Closed HAHA-DL closed 6 years ago

HAHA-DL commented 6 years ago

I want to visualize some interests in images using GradCAM for our self-trained VGG with 10 classes output. But when I converted my VGG weights to caffemodel and used GradCAM setting label -1, I found it predicts some label id out of 0-9, why? Did I use GradCAM mistakenly?

ramprs commented 6 years ago

I am not sure what you mean by setting label to be "-1". The target label that you set for getting Grad-CAM maps should be one among the n (in your case 10) classes that you trained the network for. Also Grad-CAM doesn't modify any part of the network during forward pass - so if your network was trained to classify among 10 classes, the predicted label will range from 0-9 depending on the input.

HAHA-DL commented 6 years ago

Thanks for your reply @ramprs . Setting label to be '-1' is on the command line -label -1 to let the model automatically predict a label for the input image as your design.

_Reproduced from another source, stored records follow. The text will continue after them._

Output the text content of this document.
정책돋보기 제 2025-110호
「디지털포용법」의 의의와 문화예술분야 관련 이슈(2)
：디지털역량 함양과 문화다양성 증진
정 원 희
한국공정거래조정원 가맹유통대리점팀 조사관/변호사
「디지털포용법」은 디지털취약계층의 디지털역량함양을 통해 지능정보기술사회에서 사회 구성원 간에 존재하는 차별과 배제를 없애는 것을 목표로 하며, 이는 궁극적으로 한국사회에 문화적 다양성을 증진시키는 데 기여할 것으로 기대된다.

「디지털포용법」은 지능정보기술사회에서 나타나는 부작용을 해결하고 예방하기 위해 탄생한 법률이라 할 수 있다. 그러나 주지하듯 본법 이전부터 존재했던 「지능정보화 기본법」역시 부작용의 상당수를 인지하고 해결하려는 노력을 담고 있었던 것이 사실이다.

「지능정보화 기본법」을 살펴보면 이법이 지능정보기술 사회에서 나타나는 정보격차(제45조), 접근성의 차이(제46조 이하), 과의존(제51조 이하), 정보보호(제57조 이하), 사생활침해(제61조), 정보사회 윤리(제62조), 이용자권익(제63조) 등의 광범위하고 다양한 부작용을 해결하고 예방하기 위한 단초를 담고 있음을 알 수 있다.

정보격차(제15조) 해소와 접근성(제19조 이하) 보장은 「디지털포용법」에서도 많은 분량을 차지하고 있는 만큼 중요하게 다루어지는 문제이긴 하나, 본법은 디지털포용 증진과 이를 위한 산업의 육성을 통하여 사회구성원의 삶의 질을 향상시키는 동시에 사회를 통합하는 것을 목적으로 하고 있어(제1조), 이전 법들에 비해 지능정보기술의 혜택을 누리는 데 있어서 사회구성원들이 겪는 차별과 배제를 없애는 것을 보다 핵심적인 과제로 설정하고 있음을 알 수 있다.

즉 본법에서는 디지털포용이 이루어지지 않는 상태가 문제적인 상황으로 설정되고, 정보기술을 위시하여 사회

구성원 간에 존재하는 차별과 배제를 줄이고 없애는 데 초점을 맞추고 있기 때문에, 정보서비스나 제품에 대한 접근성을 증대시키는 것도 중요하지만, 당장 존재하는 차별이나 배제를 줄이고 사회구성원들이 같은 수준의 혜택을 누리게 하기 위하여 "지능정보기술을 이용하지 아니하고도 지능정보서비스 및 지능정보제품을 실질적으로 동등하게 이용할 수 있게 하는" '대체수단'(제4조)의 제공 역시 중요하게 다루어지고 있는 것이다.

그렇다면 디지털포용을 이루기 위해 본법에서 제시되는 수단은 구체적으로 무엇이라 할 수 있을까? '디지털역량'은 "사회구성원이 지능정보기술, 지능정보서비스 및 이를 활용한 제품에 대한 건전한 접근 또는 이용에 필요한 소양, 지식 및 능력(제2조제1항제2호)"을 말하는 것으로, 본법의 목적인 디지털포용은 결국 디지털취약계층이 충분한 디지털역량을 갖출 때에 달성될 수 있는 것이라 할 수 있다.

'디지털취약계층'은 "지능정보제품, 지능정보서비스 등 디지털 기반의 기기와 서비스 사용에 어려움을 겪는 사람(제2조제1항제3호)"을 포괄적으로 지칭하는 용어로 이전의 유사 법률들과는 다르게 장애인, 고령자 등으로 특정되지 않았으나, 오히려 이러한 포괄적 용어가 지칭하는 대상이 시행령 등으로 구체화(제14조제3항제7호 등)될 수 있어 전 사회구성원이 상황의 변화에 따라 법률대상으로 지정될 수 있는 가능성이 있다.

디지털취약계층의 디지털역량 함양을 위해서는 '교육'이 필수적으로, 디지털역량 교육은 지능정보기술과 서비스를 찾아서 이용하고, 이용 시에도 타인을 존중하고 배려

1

I.e., the problem I meet is table.insert(model, {'fc8_test', nn.Linear(4096, 10)}) return model My model has the label prediction range in [0, 9], but when I print('shape of output', output:size()) in the classification.lua, the shape of output is '4096' not '10'.

Hopefully, my problem is clear to you now. Can we solve this problem in a way?

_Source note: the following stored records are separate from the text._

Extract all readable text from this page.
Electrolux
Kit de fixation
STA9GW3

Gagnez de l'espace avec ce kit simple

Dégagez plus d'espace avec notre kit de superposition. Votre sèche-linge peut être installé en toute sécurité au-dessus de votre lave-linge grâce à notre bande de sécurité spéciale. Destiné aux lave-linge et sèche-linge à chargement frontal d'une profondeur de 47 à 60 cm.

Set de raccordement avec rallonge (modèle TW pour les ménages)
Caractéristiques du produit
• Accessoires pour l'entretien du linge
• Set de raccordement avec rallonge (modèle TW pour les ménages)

ramprs commented 6 years ago

Hi Darren, Sorry I misunderstood your issue. It looks like your model doesn't have a softmax - if that is the case you wouldn't need line 49, cnn:remove() which removes the last layer which is a softmax in the classification example we provided.

Please let me know if that solves your issue.

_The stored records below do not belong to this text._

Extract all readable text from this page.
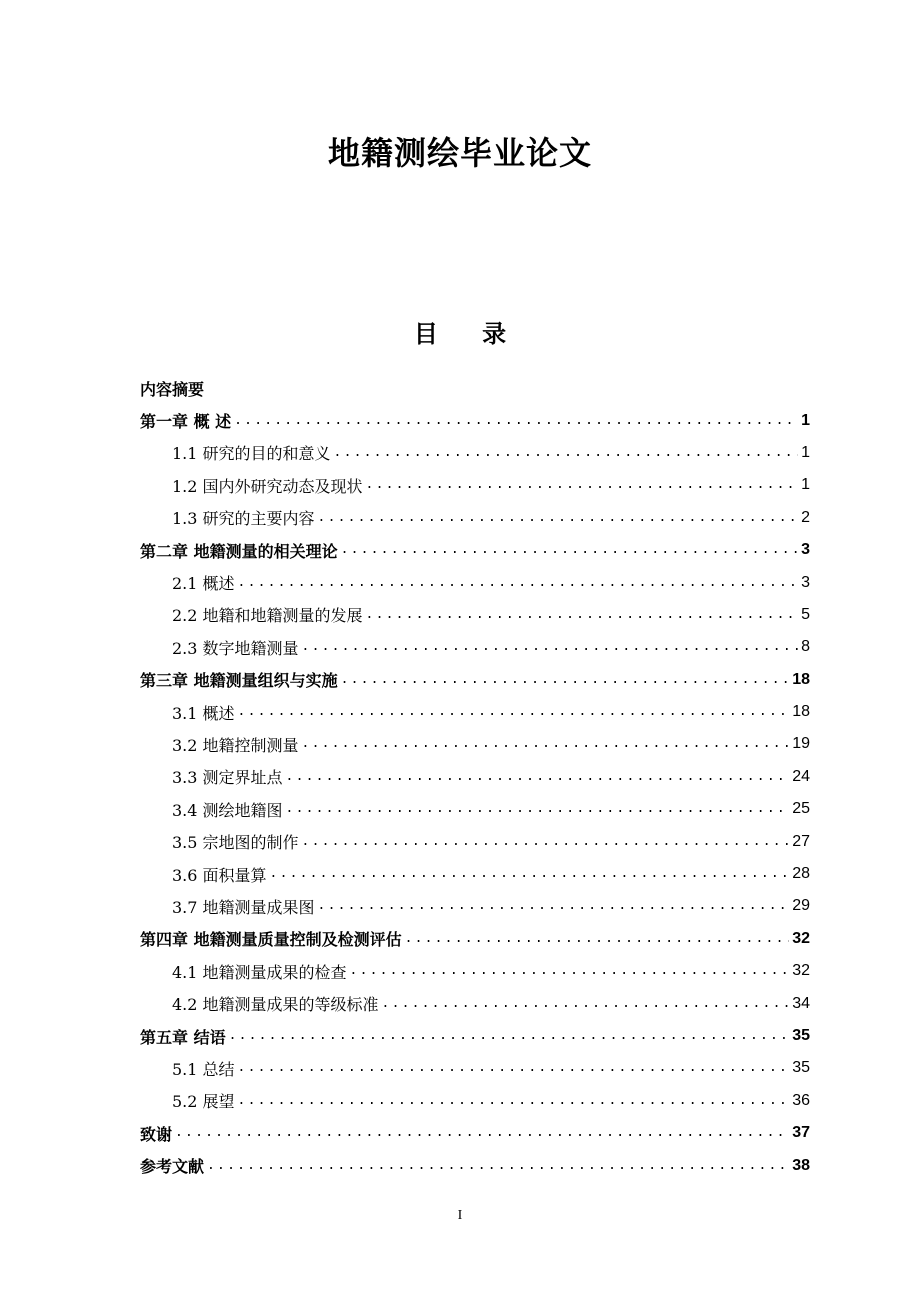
地籍测绘毕业论文
目 录
内容摘要
第一章 概 述 .....	1
1.1 研究的目的和意义 .....	1
1.2 国内外研究动态及现状 .....	1
1.3 研究的主要内容 .....	2
第二章 地籍测量的相关理论 .....	3
2.1 概述 .....	3
2.2 地籍和地籍测量的发展 .....	5
2.3 数字地籍测量 .....	8
第三章 地籍测量组织与实施 .....	18
3.1 概述 .....	18
3.2 地籍控制测量 .....	19
3.3 测定界址点 .....	24
3.4 测绘地籍图 .....	25
3.5 宗地图的制作 .....	27
3.6 面积量算 .....	28
3.7 地籍测量成果图 .....	29
第四章 地籍测量质量控制及检测评估 .....	32
4.1 地籍测量成果的检查 .....	32
4.2 地籍测量成果的等级标准 .....	34
第五章 结语 .....	35
5.1 总结 .....	35
5.2 展望 .....	36
致谢 .....	37
参考文献 .....	38
I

HAHA-DL commented 6 years ago

@ramprs Thanks a lot. This solves my previous problem then. But can I ask whether GradGAM is able to visualize the hinge loss pretrained model? I.e. the output is 1 instead of 10 or 1000. Can we?

ramprs commented 6 years ago

Yes, it should work for models trained with hinge loss. I think you can implement it by just removing the hinge loss layer and setting the gradient to 1 or -1 (depending on the target class) to the previous layer.